Long-Term PM2.5 Exposure and Upregulation of CLCA1 Expression in Nasal Epithelium from Youth with Asthma.

Rationale: Little is known about long-term particulate matter 92.5 μm in aerodynamic diameter (PM_2.5) exposure and airway epithelial gene expression. Objectives: To test for association between long-term PM_2.5 exposure and nasal epithelial gene expression in youth with asthma. Methods: Transcriptome-wide association study (TWAS) of long-term PM_2.5 in nasal epithelium from youth aged 6-20 years in the 1) Epigenetic Variation and Childhood Asthma in Puerto Ricans study (n = 182), 2) Vitamin D Kids Asthma Study (n = 58), and 3) Stress and Treatment Response in Puerto Rican and African American Children with Asthma study (n = 81). Satellite hybrid models were used to estimate PM_2.5 exposure in the prior year at each participant's residence. Multivariable negative binomial regression was used for each TWAS, adjusting for age, sex, and other covariates. A meta-analysis of all TWAS results was then conducted using an inverse variance-weighted average approach. Results: Most participants (∼95%) in the meta-analysis of TWAS for PM_2.5 exposure identified as Puerto Rican or Black.

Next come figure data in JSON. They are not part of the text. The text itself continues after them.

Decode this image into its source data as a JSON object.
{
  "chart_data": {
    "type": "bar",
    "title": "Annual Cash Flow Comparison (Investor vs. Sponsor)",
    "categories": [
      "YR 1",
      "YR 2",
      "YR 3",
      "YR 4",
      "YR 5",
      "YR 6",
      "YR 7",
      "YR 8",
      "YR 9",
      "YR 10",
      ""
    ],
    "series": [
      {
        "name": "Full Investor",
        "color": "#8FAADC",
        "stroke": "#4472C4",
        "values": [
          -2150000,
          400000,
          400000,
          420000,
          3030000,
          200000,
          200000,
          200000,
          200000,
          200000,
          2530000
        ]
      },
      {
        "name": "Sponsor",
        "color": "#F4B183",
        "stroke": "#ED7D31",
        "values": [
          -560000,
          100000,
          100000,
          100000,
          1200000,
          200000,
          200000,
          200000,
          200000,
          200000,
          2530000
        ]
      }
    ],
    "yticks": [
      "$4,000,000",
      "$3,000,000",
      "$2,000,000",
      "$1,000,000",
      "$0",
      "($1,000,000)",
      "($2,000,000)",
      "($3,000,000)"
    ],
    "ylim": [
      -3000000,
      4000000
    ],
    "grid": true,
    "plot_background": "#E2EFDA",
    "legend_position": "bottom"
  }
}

Long-term PM_2.5 was associated with 1) upregulated expression of CLCA1 (calcium-activated chloride channel regulator 1; false discovery rate-adjusted P [FDR-P] = 0.008), SYCP2 (synaptonemal complex protein 2; FDR-P = 0.01), and CYP2A6 (cytochrome p450 family 2 subfamily A member 6; FDR-P = 0.02); and 2) downregulated expression of EDAR (ectodysplasin A receptor; FDR-P = 0.01). In a meta-analysis, CLCA1 upregulation was associated with one or more positive allergen-specific IgE (FDR-P < 0.001) and increased blood eosinophils (FDR-P < 0.001) and total IgE (FDR-P < 0.001). Conclusions: In a meta-analysis of TWASs in predominantly Puerto Rican and Black youth with asthma, long-term PM_2.5 exposure was associated with upregulated airway epithelial CLCA1 expression, in turn linked to biomarkers of T2-high immunity.